Im Wüstenemirat Katar Landwirtschaft zu betreiben, ist etwa so naheliegend wie ein Gemüsebeet auf dem Mars anzulegen. Irre, aber wahr: Genau das passiert gerade. Es entstehen Gemüsefelder und vollklimatisierte Ställe für das Vieh. Geld spielt eher keine Rolle.

"Das ist so ziemlich der letzte Platz auf der Welt, an dem man eine Milchfarm bauen würde", sagt Peter Weltevreden. Er muss es wissen, denn Weltevreden ist Chef von Baladna, dem außergewöhnlichsten Kuhstall der Welt. Das Unternehmen schickt sich an, den Wüstenstaat Katar vollständig mit Milch und Milchprodukten zu versorgen.

Der Wunsch nach Selbstversorgung hat einen ernsten Hintergrund: Saudi Arabien und die Nachbaremirate Dubai und Abu Dhabi - traditionell die wichtigsten Handelspartner Katars - werfen den Kataris vor, den Terrorismus zu unterstützen und die Nähe zum schiitischen Iran zu suchen. Mitte 2017 schloss Saudi-Arabien die Grenze und schnitt das Emirat so von seinen traditionellen Versorgungsrouten ab. Andere Länder der sunnitisch-arabischen Welt schlossen sich dem Boykott an.

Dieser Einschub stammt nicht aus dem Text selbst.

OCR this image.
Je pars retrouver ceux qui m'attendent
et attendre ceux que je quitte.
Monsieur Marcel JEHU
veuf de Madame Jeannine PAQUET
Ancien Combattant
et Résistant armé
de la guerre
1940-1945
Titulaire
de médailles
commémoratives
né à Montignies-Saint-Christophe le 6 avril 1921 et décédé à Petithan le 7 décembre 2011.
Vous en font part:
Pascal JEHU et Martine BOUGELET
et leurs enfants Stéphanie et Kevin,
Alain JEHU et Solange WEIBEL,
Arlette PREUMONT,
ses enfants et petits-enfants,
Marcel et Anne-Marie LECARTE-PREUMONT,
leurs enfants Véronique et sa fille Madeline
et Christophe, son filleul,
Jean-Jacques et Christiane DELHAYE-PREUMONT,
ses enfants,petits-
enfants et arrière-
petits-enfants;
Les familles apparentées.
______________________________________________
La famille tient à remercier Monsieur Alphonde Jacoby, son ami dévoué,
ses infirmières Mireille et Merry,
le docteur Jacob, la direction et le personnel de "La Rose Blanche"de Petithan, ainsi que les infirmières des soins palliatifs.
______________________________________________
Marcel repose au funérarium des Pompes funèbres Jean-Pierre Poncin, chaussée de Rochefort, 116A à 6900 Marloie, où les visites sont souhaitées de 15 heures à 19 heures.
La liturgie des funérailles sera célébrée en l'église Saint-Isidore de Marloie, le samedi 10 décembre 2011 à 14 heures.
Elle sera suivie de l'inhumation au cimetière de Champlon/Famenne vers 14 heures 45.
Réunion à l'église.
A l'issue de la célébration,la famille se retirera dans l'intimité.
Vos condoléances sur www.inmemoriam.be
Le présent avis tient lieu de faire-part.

Lebensmittel zu beschaffen, wurde für das reichste Land der Welt plötzlich zur nationalen Herausforderung. Besonders Molkereiprodukte waren knapp. Sie wurden bis dahin fast ausschließlich aus Saudi-Arabien geliefert. Täglich gingen 400 Tonnen Joghurt, Milch und Käse über die Grenze.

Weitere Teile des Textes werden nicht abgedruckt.